Amicalola Falls State Park is located on Georgia Rte. 52, about a 90 minute drive north of Atlanta. From Atlanta, take I-75 north to I-575. When the freeway ends, continue north on Rte. 5. At Talking Rock, turn right on Rte. 136. When you reach Rte. 183, turn left, then right on Rte. 52. There will be signs all along the way, so it’s not as complicated as it sounds.
Amicalola Falls is the highest cascading waterfall east of the Mississippi River. From the top, a tiny stream tumbles 729 feet over the mountainside.
Amicalola Falls is easily accessible, in the sense that there’s a nice, two lane paved road that leads to a large parking lot, not far from the bottom of the falls. But to really appreciate the most beautiful portion of the cascade, you’re going to have to climb some stairs.
Starting from the parking lot, you’ll climb a mildly-steep, handicapped-accessible slant to the lowest viewpoint. Here, you’ll have an up-close view of some smaller cascades (like the one above), and a partial view of the best part of the falls, high on the mountainside.

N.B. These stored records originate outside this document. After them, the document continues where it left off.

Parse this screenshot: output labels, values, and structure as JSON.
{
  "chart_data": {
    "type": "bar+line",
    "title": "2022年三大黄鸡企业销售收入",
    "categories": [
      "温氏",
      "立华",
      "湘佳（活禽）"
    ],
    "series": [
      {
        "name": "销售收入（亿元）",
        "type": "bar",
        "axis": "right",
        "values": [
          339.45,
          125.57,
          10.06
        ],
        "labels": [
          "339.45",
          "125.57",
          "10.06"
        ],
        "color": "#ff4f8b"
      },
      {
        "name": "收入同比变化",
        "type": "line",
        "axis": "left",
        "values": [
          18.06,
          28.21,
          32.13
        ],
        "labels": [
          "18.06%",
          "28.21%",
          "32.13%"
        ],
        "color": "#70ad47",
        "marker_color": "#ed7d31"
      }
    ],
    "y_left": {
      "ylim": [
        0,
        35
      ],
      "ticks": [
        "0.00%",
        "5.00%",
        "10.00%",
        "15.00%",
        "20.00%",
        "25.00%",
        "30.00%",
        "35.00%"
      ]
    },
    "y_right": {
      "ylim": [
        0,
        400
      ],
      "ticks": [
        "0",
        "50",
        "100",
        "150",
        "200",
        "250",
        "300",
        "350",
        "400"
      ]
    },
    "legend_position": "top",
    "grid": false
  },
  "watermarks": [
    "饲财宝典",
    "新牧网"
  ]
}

If you’re capable of climbing the 175 stairs that lead to this next viewpoint, I strongly suggest you do it. The staircase may leave you out of breath, but the view from the bridge, just below the cascade, is equally breathtaking.
There aren’t many different ways to take a picture of this portion of the falls, since you’re forbidden from leaving the path, but the right end of the bridge will provide a nice place for a shot.
If 175 steps weren’t enough of a challenge, how about 425 more? I decided to tackle this strenuous string of staircases, not knowing at the time that there was a road that led to the top. Of course, the fact that there is a lodge at the top should have been my first clue that there was an alternative to the stairs.
425 steps later (or a couple of miles of driving), and this is where you end up. Stand for a moment at the very top of the falls and watch as the tiny creek takes its plunge over the southern edge of the Appalachian Mountains.
Since I climbed my way to the top, instead of taking the road, I had to go back the same way I came. Going down stairs should be easier than going up, but it isn’t.